Fragile Ecosystems…

A freshwater pond on Fogo Island off Newfoundland

I took this photo a while back while on a hike in one of Canada’s more remote locations. It was early in the short boreal summer and I was struck by both the high biodiversity and the enormous spurt of primary productivity that, out of necessity occupies a very narrow time window. These remote parts of Earth’s biosphere are encountering climate disruption more intensely than most of the planet. How they will fare is unknown, but it’s a good bet they will be challenged because they are inherently fragile.

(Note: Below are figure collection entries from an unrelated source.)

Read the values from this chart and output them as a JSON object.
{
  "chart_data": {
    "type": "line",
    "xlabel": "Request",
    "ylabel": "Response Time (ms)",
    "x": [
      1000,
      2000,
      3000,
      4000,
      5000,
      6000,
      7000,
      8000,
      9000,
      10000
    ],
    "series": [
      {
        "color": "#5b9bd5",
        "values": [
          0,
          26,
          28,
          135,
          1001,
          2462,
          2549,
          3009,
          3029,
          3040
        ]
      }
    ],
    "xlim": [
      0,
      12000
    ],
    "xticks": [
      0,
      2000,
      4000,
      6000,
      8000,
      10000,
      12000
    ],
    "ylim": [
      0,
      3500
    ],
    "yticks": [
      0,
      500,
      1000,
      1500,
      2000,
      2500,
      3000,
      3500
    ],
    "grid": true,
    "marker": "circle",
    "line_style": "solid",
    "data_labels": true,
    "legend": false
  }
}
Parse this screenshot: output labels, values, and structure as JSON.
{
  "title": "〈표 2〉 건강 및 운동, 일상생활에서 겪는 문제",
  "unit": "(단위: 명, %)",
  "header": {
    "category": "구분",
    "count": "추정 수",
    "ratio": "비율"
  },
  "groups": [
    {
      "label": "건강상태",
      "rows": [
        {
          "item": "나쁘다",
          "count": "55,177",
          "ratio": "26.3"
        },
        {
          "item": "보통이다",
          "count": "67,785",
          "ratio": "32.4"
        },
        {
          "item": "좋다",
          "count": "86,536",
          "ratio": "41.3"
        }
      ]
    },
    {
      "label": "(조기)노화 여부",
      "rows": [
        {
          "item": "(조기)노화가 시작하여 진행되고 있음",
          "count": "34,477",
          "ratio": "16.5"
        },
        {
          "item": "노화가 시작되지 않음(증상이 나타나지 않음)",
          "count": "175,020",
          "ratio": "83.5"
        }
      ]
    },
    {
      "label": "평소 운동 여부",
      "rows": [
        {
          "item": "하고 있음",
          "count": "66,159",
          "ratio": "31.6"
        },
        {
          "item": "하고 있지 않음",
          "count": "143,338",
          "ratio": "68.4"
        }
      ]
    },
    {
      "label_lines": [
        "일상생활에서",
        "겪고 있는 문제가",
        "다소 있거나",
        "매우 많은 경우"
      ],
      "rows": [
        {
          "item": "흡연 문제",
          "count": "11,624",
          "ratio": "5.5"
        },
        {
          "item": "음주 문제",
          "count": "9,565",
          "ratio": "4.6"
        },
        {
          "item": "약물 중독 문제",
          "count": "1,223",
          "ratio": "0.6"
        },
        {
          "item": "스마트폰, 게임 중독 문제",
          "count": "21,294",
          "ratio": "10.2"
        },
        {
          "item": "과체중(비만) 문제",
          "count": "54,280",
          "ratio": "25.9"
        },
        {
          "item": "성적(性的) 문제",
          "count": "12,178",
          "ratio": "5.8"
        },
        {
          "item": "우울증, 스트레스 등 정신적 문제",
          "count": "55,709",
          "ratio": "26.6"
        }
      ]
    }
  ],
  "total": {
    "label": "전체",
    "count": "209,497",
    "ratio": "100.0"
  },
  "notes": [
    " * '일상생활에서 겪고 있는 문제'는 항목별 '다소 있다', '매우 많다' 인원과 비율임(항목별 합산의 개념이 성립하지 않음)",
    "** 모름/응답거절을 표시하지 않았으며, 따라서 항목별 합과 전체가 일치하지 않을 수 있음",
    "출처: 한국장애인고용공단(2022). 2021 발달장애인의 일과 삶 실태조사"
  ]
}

Humans affect the trajectory of our home planet’s ecosystems. But we can’t accurately predict how those dynamics will feedback upon us. We are coupled complex adaptive systems.

Viral Spillover: predictable?

The New Yorker routinely does an excellent job with science. This piece by Matthew Hutson is another good one. The debate is whether it’s worthwhile even trying to scientifically sample the animal reservoirs (e.g. bats) where this zoonotic transfer begins. Is it hopelessly complex? Is the sampling itself playing with fire?

My own sense (based on my NSF experience) is that there are valuable rule sets that can be revealed and these are what we must try to figure out. Yes, the complexity is high–the interactions span genomes to ecosystems, but the payoff could be immense. Early on in the pandemic, I blogged about a hypothetical COVID30. Because of climate change, we may be facing new infectious disease assaults on humans much more frequently than that as animal reservoir species and humans migrate towards intersections in space and time.

How will we use our quantum computers?

One of my colleagues asked me the other day what I thought the opportunities were for using quantum computing in the biomedical application space. My answer was pretty skeptical. It’s easy to see how AI has paid off for life sciences. Not so on how quantum computing will make a big difference. I’d love to be wrong though. Could quantum computing allow us to predict the trajectory of a viral phenotype accurately? Could we automate rational small-molecule design? How will we use our quantum computers?

Is Sponsored Research a Loss Leader….

The question I’m asking is whether universities and academic medical centers actually make money on federally-funded sponsored research through the recovery of indirect costs. It’s a fair question: indirect cost rates vary greatly by institution. They are nominally paid by the US government to allow institutions to recover the costs of keeping the laboratory space functioning as a venue for conducting experiments. The indirect cost rate for a given institution is the product of a bi-lateral negotiation between government and the university guided by a formula which takes various factors into account. Is there arbitrage going on? I don’t know. But I do know that various administrators that I’ve talked to across the country have described the entire enterprise as a loss leader for universities. That is: their story to me is that they are actually loosing money on their research activities. And…I can see why a school would do that. Research success is very prestigious and can attract other revenue-creating activities such as students paying tuition. But it also seems that, because of the one-on-one nature of the negotiation for each institution, the balance could be the other way: institutions could be making a profit on research. It would be useful to see the hard data for this.

…just asking for a friend (smile)

Woods Hole and doing science…

The Marine Biological Laboratory in Woods Hole on a Summer Morning 2022

There is a kind of science that takes place during the summer in Woods Hole that follows a unique process: two scientists (they can be at any level of seniority–one might be a senior professor, the other a grad student for example) sit down by the water over lunch and compare experimental results. Together they notice someone odd and unexpected in some recent data. They wonder if the oddness might be explained by some ‘totally out there’ explanation. They design a new experiment to test their hypothesis. That evening, they set up the experiment and around 2AM the next day, they both witness the result which changes our understanding of biology.

The bringing together of life scientists to randomly interact like that and then, productively, move our field forward of course happens elsewhere. But I’ve never seen it happen more regularly than at MBL. There is a magic to the place that is beyond the beauty of an Eel Pond sunrise. As with evolution itself, both history and contingency play an important role in Woods Hole’s secret sauce. I’m not at all sure that it can be scaled. But it’s an important example of how science can be a successful enterprise.